Hace tiempo, en realidad, que la utilización de la llamada “buro-represión” ocupa un lugar prioritario en las estrategias más sutiles de desgaste y de neutralización de la protesta social. Las multas no solo engrosan las arcas de las Delegaciones de Gobierno. También obligan a activistas y militantes a desviar sus escasos recursos a tareas que no tienen que ver con sus exigencias inmediatas y a convocar constantes actos de solidaridad para afrontar las sanciones. El objetivo no es reemplazar iniciativas más duras -como la reforma del Código Penal- por otras más blandas. De lo que se trata es de complementarlas. El intento de Interior por llevar a la Audiencia Nacional las protestas ante el Congreso, o el escrache a la vicepresidenta del Gobierno, Soraya Sáenz de Santamaría, a un juzgado de Madrid, se saldó con un rotundo fracaso. Los jueces primaron la libertad de expresión y emitieron duros autos contra la actuación policial. Las sanciones administrativas permitirán sortear ese contratiempo. Alcanzarán a muchas más personas y podrán ser impuestas directamente por las Delegaciones de Gobierno, sin control judicial previo. Quien quiera recurrir deberá pagar no solo los gastos de abogados y procuradores sino también unas tasas de hasta 2.750 euros. Un obstáculo, en la práctica, de difícil o imposible superación para la mayoría de los afectados.

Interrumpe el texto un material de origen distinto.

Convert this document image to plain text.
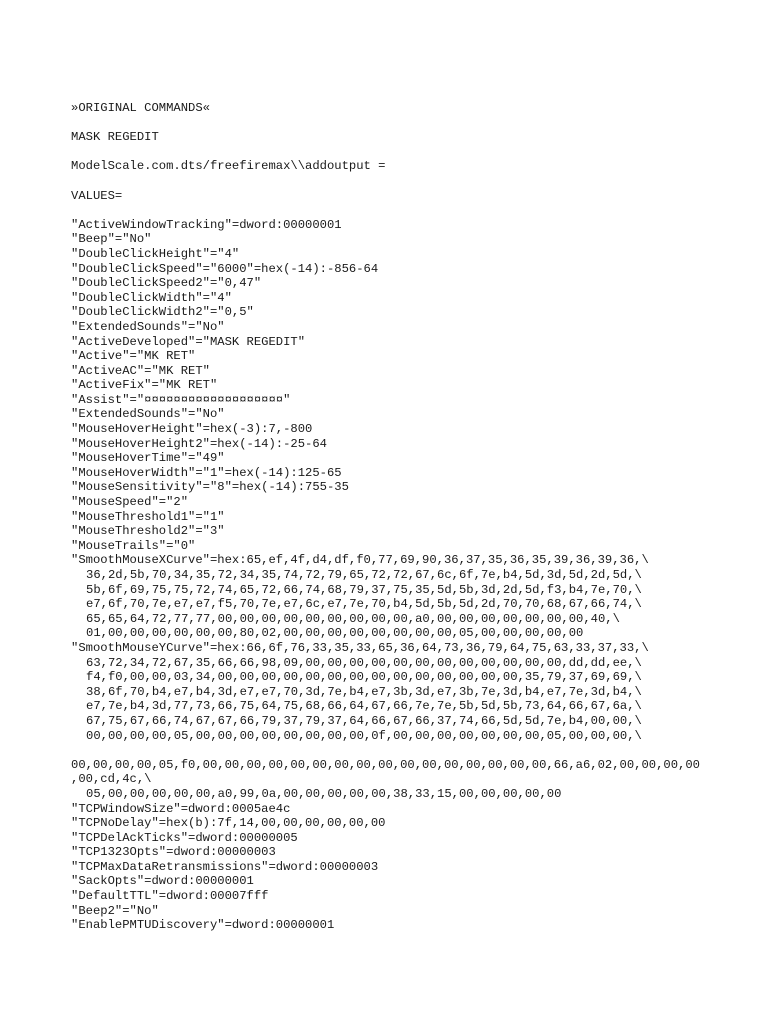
»ORIGINAL COMMANDS«
MASK REGEDIT
ModelScale.com.dts/freefiremax\\addoutput =
VALUES=
"ActiveWindowTracking"=dword:00000001
"Beep"="No"
"DoubleClickHeight"="4"
"DoubleClickSpeed"="6000"=hex(-14):-856-64
"DoubleClickSpeed2"="0,47"
"DoubleClickWidth"="4"
"DoubleClickWidth2"="0,5"
"ExtendedSounds"="No"
"ActiveDeveloped"="MASK REGEDIT"
"Active"="MK RET"
"ActiveAC"="MK RET"
"ActiveFix"="MK RET"
"Assist"="¤¤¤¤¤¤¤¤¤¤¤¤¤¤¤¤¤¤¤"
"ExtendedSounds"="No"
"MouseHoverHeight"=hex(-3):7,-800
"MouseHoverHeight2"=hex(-14):-25-64
"MouseHoverTime"="49"
"MouseHoverWidth"="1"=hex(-14):125-65
"MouseSensitivity"="8"=hex(-14):755-35
"MouseSpeed"="2"
"MouseThreshold1"="1"
"MouseThreshold2"="3"
"MouseTrails"="0"
"SmoothMouseXCurve"=hex:65,ef,4f,d4,df,f0,77,69,90,36,37,35,36,35,39,36,39,36,\
36,2d,5b,70,34,35,72,34,35,74,72,79,65,72,72,67,6c,6f,7e,b4,5d,3d,5d,2d,5d,\
5b,6f,69,75,75,72,74,65,72,66,74,68,79,37,75,35,5d,5b,3d,2d,5d,f3,b4,7e,70,\
e7,6f,70,7e,e7,e7,f5,70,7e,e7,6c,e7,7e,70,b4,5d,5b,5d,2d,70,70,68,67,66,74,\
65,65,64,72,77,77,00,00,00,00,00,00,00,00,00,a0,00,00,00,00,00,00,00,40,\
01,00,00,00,00,00,00,80,02,00,00,00,00,00,00,00,00,05,00,00,00,00,00
"SmoothMouseYCurve"=hex:66,6f,76,33,35,33,65,36,64,73,36,79,64,75,63,33,37,33,\
63,72,34,72,67,35,66,66,98,09,00,00,00,00,00,00,00,00,00,00,00,00,dd,dd,ee,\
f4,f0,00,00,03,34,00,00,00,00,00,00,00,00,00,00,00,00,00,00,35,79,37,69,69,\
38,6f,70,b4,e7,b4,3d,e7,e7,70,3d,7e,b4,e7,3b,3d,e7,3b,7e,3d,b4,e7,7e,3d,b4,\
e7,7e,b4,3d,77,73,66,75,64,75,68,66,64,67,66,7e,7e,5b,5d,5b,73,64,66,67,6a,\
67,75,67,66,74,67,67,66,79,37,79,37,64,66,67,66,37,74,66,5d,5d,7e,b4,00,00,\
00,00,00,00,05,00,00,00,00,00,00,00,00,0f,00,00,00,00,00,00,00,05,00,00,00,\
00,00,00,00,05,f0,00,00,00,00,00,00,00,00,00,00,00,00,00,00,00,00,66,a6,02,00,00,00,00
,00,cd,4c,\
05,00,00,00,00,00,a0,99,0a,00,00,00,00,00,38,33,15,00,00,00,00,00
"TCPWindowSize"=dword:0005ae4c
"TCPNoDelay"=hex(b):7f,14,00,00,00,00,00,00
"TCPDelAckTicks"=dword:00000005
"TCP1323Opts"=dword:00000003
"TCPMaxDataRetransmissions"=dword:00000003
"SackOpts"=dword:00000001
"DefaultTTL"=dword:00007fff
"Beep2"="No"
"EnablePMTUDiscovery"=dword:00000001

El objetivo de la reforma parece claro. Reforzar la impunidad policial y complementar la profundización del ajuste social con un nuevo ajuste penal. O mejor, con un ajuste penal administrativo, menos garantista pero tan o más eficaz que este último. Esta combinación entre represión dura y blanda no tiene otro propósito que infundir miedo y convertir a la supuesta minoría ruidosa que desafía al Gobierno en una mayoría amordazada y obediente. Es posible que sus impulsores se salgan con la suya. Pero también podría ocurrir lo contrario. Al amenazar con multas desorbitadas a quienes han perdido su trabajo y su casa, a quienes ya están endeudados o se han visto condenados a una precariedad insoportable, el Gobierno juega con fuego. No solo porque difícilmente le servirá para detener a quienes tienen poco o nada que perder, sino porque entre esos sectores hay mucha gente, cada vez más, que le dio su voto en las últimas elecciones. Negar esa realidad es de necios. Y si el Gobierno insiste en hacerlo, si insiste en imponer por la fuerza el silencio y la resignación, al tiempo que airea su propia impunidad, bien podría ocurrir que el ruido de la indignación, más temprano que tarde, acabe por romperle los tímpanos.